The independent regulation of TEER and mannitol flux by different tight junction proteins is a recognized phenomenon, but the mechanism(s) by which this occurs is not fully understood. Tight junctions are highly dynamic structures, involving more than 50 known proteins that are constantly being remodeled due to interactions with external stimuli. The effect of some of the transmembrane proteins on permeability is partially understood. For example, overexpression of the transmembrane protein claudin-4 leads to an increase in TEER but no change in mannitol flux (van Itallie et al. 2001), implying that claudin-4 restricts the paracellular transport of ions, but not uncharged molecules. While, the overexpression of occludin results in increased TEER and increased mannitol flux, implying that occludin allows selective paracellular flux of uncharged molecules in the presence of electrically sealed tight junctions (Balda et al. 1996). However, previous studies have shown that the effect of AGR1487 on Caco-2 cells is not linked to a direct alteration of tight junction expression (Anderson et al. 2013). Instead, Caco-2 cells treated with L. fermentum AGR1487 have both a higher expression level of genes encoding for tubulins and a higher abundance of microtubule-associated proteins. A high turnover in tubulin synthesis has been linked to the disassembly of tight junctions (Yap et al. 1995), which indicates that these genes and proteins may play a role in the negative effects on barrier integrity observed for L. fermentum AGR1487. How this indirect effect on tight junction integrity relates to the TEER and mannitol permeability measures is currently unknown.

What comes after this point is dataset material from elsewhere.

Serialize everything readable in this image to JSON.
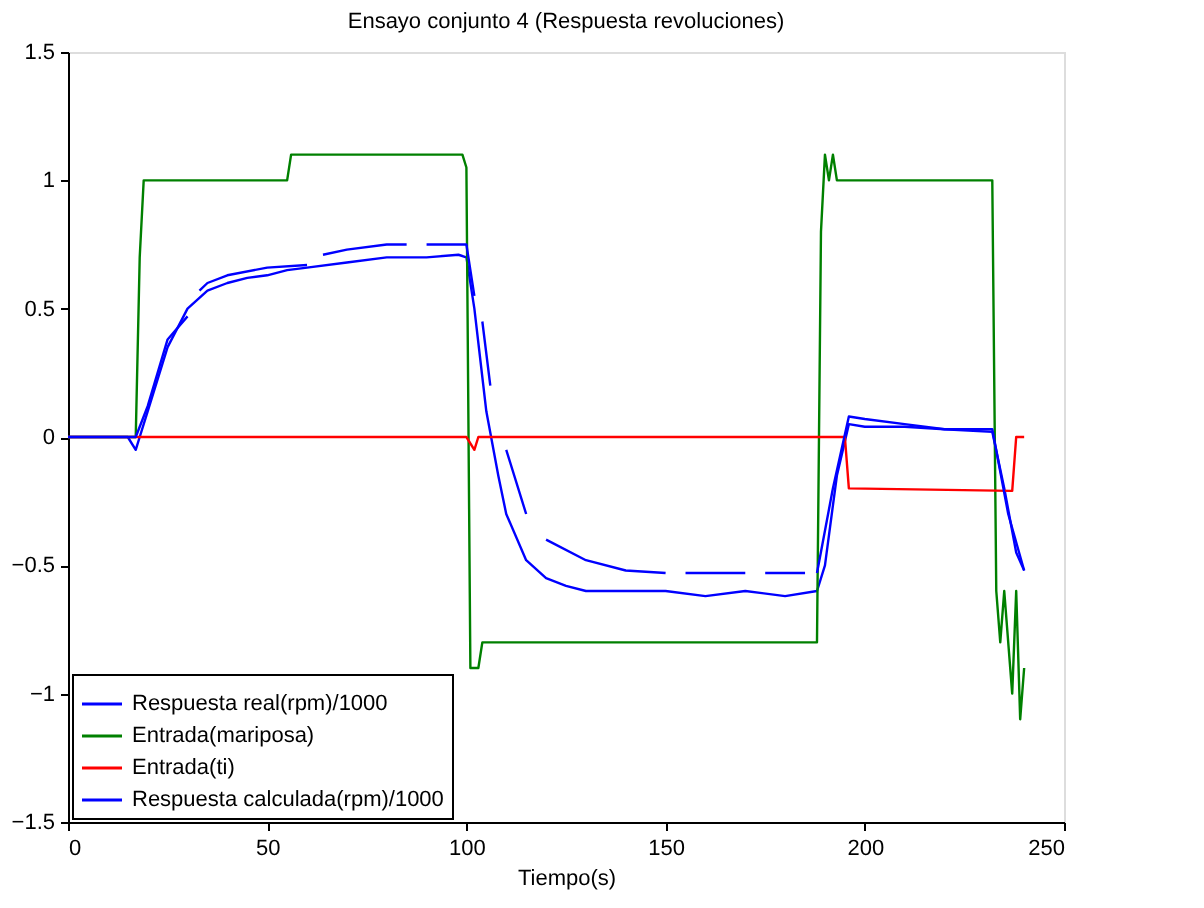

Another possibility is that difference in results between the two barrier integrity measures is related to the size of the molecules not the charge. UV-killed AGR1487 may only be able to reduce the integrity of the tight junctions to less of a degree than live AGR1487, thereby inducing a “gap” that more ions are able to pass through (decreased TEER) but that is too small for more mannitol to pass through (no alteration in mannitol flux).

Overall, these results indicate that AGR1485 and AGR1487 differ in their cell surface structures, and that the surface structure of AGR1487 mediates its effect on decreasing TEER. The changes in the cell envelope may also be responsible for the difference in bile tolerance between the strains. However, the increase in mannitol flux caused by AGR1487 appears to be regulated by an independent mechanism, most likely mediated by compounds secreted by the live bacterium. Future research will focus on identifying the cell surface molecules and secreted compounds responsible for the negative effects of AGR1487 on intestinal epithelial barrier integrity, both by iterative fractionation of the bacterial cell components and by comparing the genome sequences of the two strains. Long-term this research will increase our understanding of host–microbe interactions that affect human intestinal health.